New Zealand is still hopeful that moves by Japan to overturn a two decades old moratorium on commercial whaling can be thwarted, Conservation Minister Chris Carter said Tuesday. Japan has been encouraging allies to sign up to the International Whaling Commission (IWC) and is now believed to have the numbers for a majority in the organisation.
Although a three-quarters majority would be needed to overturn the moratorium, environmentalists fear Japan and other pro-whaling nations could use a simple majority in a vote on commercial whaling on Friday to erode protection for whales.
Carter said before leaving for an IWC meeting in the Carribean state of St Kitts and Nevis that Japan's victory was not yet assured, despite new allies Guatemala, the Marshall Islands and Cambodia joining the organisation.
Japan had won the support of several small and impoverished countries last year but some did not turn up to the IWC meeting to vote, preventing Japan from winning a majority, Carter said.
Australia and New Zealand have been leading a diplomatic offensive to keep the moratorium in place.
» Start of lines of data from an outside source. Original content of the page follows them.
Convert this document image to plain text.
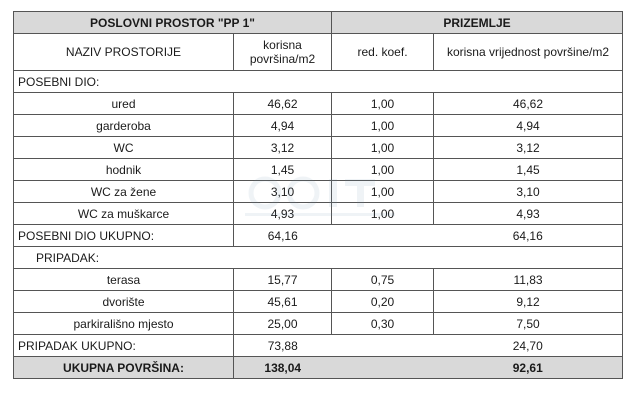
POSLOVNI PROSTOR "PP 1"		PRIZEMLJE	
NAZIV PROSTORIJE	korisna površina/m2	red. koef.	korisna vrijednost površine/m2
POSEBNI DIO:			
ured	46,62	1,00	46,62
garderoba	4,94	1,00	4,94
WC	3,12	1,00	3,12
hodnik	1,45	1,00	1,45
WC za žene	3,10	1,00	3,10
WC za muškarce	4,93	1,00	4,93
POSEBNI DIO UKUPNO:	64,16		64,16
PRIPADAK:			
terasa	15,77	0,75	11,83
dvorište	45,61	0,20	9,12
parkirališno mjesto	25,00	0,30	7,50
PRIPADAK UKUPNO:	73,88		24,70
UKUPNA POVRŠINA:	138,04		92,61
Carter and Australian Environment Minister Ian Campbell have been visiting Pacific island states in a bid to shore up the conservation vote.
Carter recently won an undertaking from the Solomon Islands to abstain on crucial votes and he said he intends to "forcibly" remind other wavering IWC countries of the importance of marine conservation.
"This IWC meeting could be crucial to the future of the world's whale populations," he said.
But he admitted Japan, which has been a generous donor to poor Pacific countries, appeared to have the advantage ahead of the meeting. "It seems to be bent on a mission whose costs are almost unlimited," he said.
Japan, along with Norway and Iceland, the only three nations to carry out significant whaling, argues the moratorium has done its job and that some species are plentiful enough to hunt.
Currently, Japan conducts what it calls "scientific whaling" which is permitted by the IWC. In all, pro-whaling states take around 2,000 whales a year.